Author: Jessica L. Li
Requested Type: Consider for Invited
Submitted: 2022-03-04 15:30:26
Co-authors: M.D.J.Cole, A.Reiman, M.Zarnstorff, C.S.Chang
Princeton Plasma Physics Lab
100 Stellarator Rd
Princeton, NJ 08540
Plasma transport in tokamaks and optimized stellarators is dominated by turbulence. It has been shown both experimentally and numerically that negative triangularity shaping in toroidal plasmas produces a stabilizing effect, likely due to the suppression ion-scale modes, which leads to lower levels of turbulent transport and thus improved confinement.

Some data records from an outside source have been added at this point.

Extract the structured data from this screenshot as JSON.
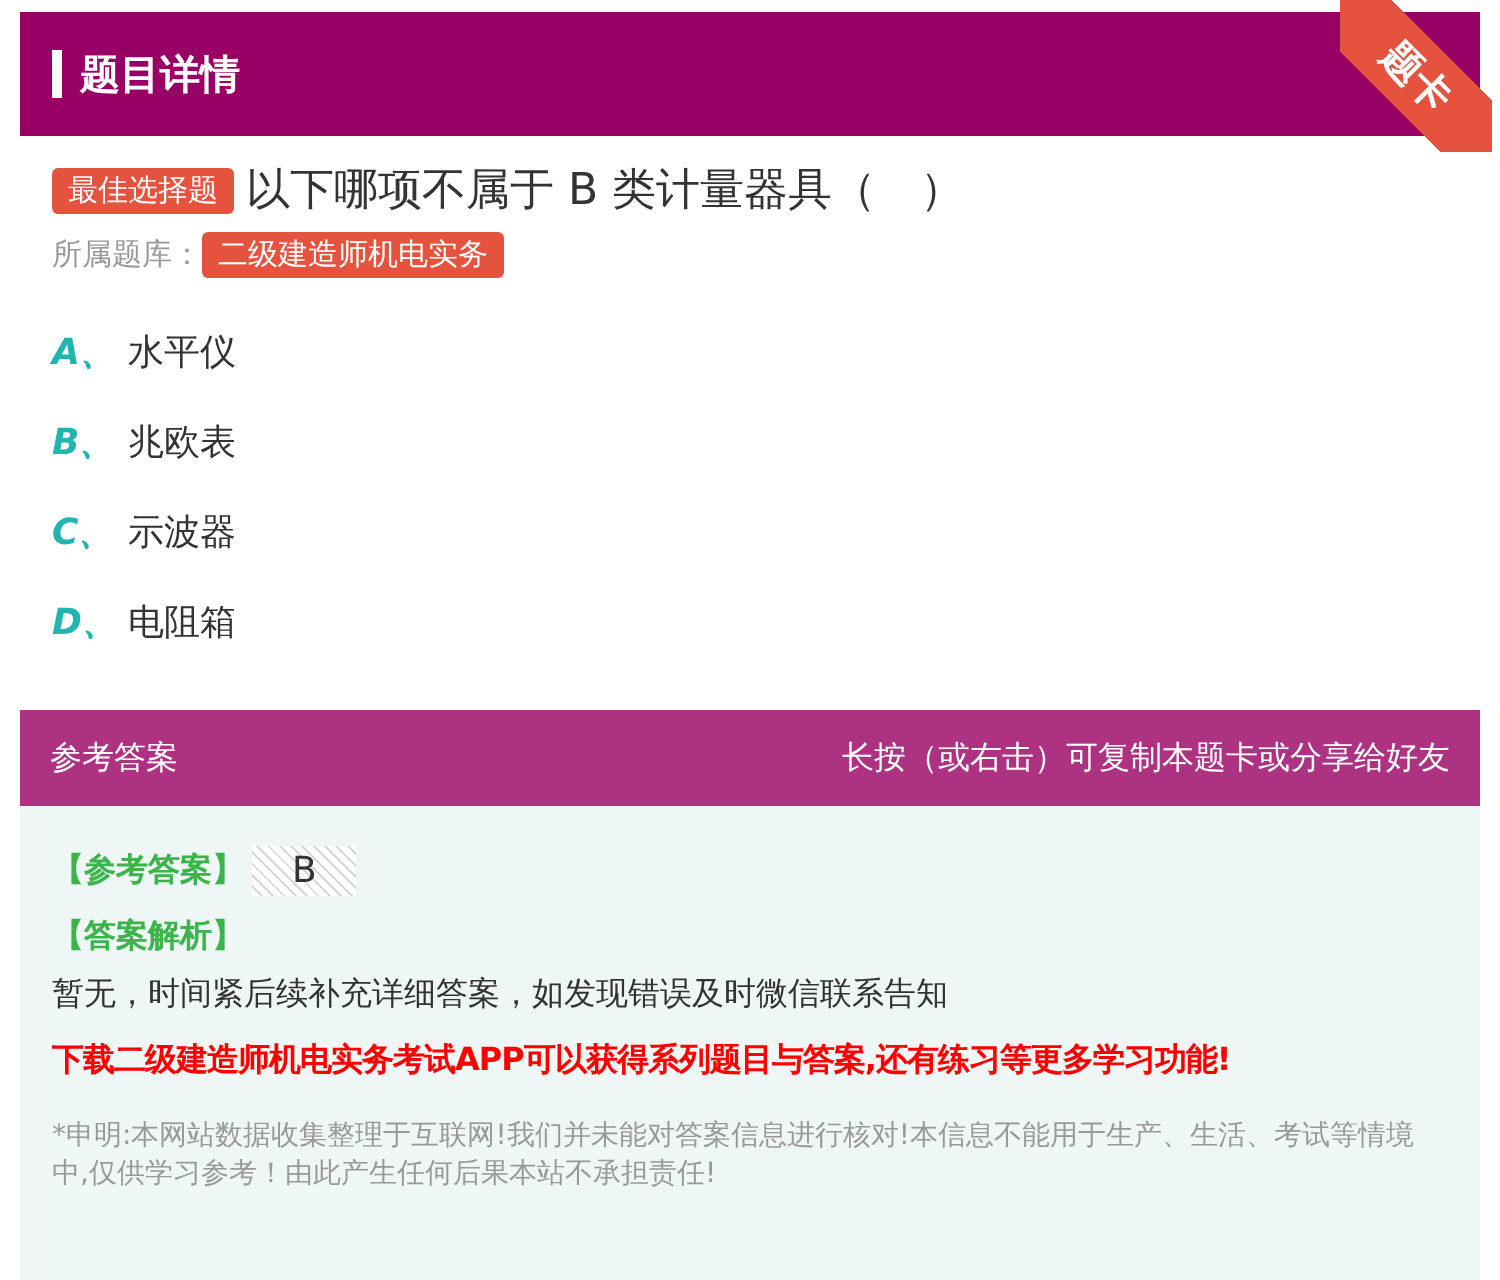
{
  "header": {
    "title": "题目详情",
    "corner_tag": "题卡"
  },
  "question": {
    "type_badge": "最佳选择题",
    "text": "以下哪项不属于 B 类计量器具（　）",
    "bank_label": "所属题库：",
    "bank": "二级建造师机电实务"
  },
  "options": [
    {
      "letter": "A、",
      "text": "水平仪"
    },
    {
      "letter": "B、",
      "text": "兆欧表"
    },
    {
      "letter": "C、",
      "text": "示波器"
    },
    {
      "letter": "D、",
      "text": "电阻箱"
    }
  ],
  "answer": {
    "title": "参考答案",
    "hint": "长按（或右击）可复制本题卡或分享给好友",
    "answer_label": "【参考答案】",
    "answer_value": "B",
    "analysis_label": "【答案解析】",
    "analysis": "暂无，时间紧后续补充详细答案，如发现错误及时微信联系告知",
    "promo": "下载二级建造师机电实务考试APP可以获得系列题目与答案,还有练习等更多学习功能!",
    "disclaimer": "*申明:本网站数据收集整理于互联网!我们并未能对答案信息进行核对!本信息不能用于生产、生活、考试等情境中,仅供学习参考！由此产生任何后果本站不承担责任!"
  }
}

We investigate linear and nonlinear properties of ion-temperature-gradient (ITG) and trapped-electron-mode (TEM) instabilities through first-principles turbulence simulations using the global electromagnetic gyrokinetic code XGC. Microinstability growth rates are directly compared between simulations of equivalent positive- and negative-triangularity geometries of DIIID-D-like equilibria. Electrostatic adiabatic electron simulations show that linear adiabatic ITG can be modified by negative triangularity. Electromagnetic kinetic electron simulations at low beta find that linear kinetic ITG and TEM can both be stabilized by negative triangularity. The effects of various temperature and density profiles are explored, and temperature critical gradients are identified. We also examine the effectiveness and viability of this turbulence suppression mechanism when moving to reactor-relevant parameters such as high beta.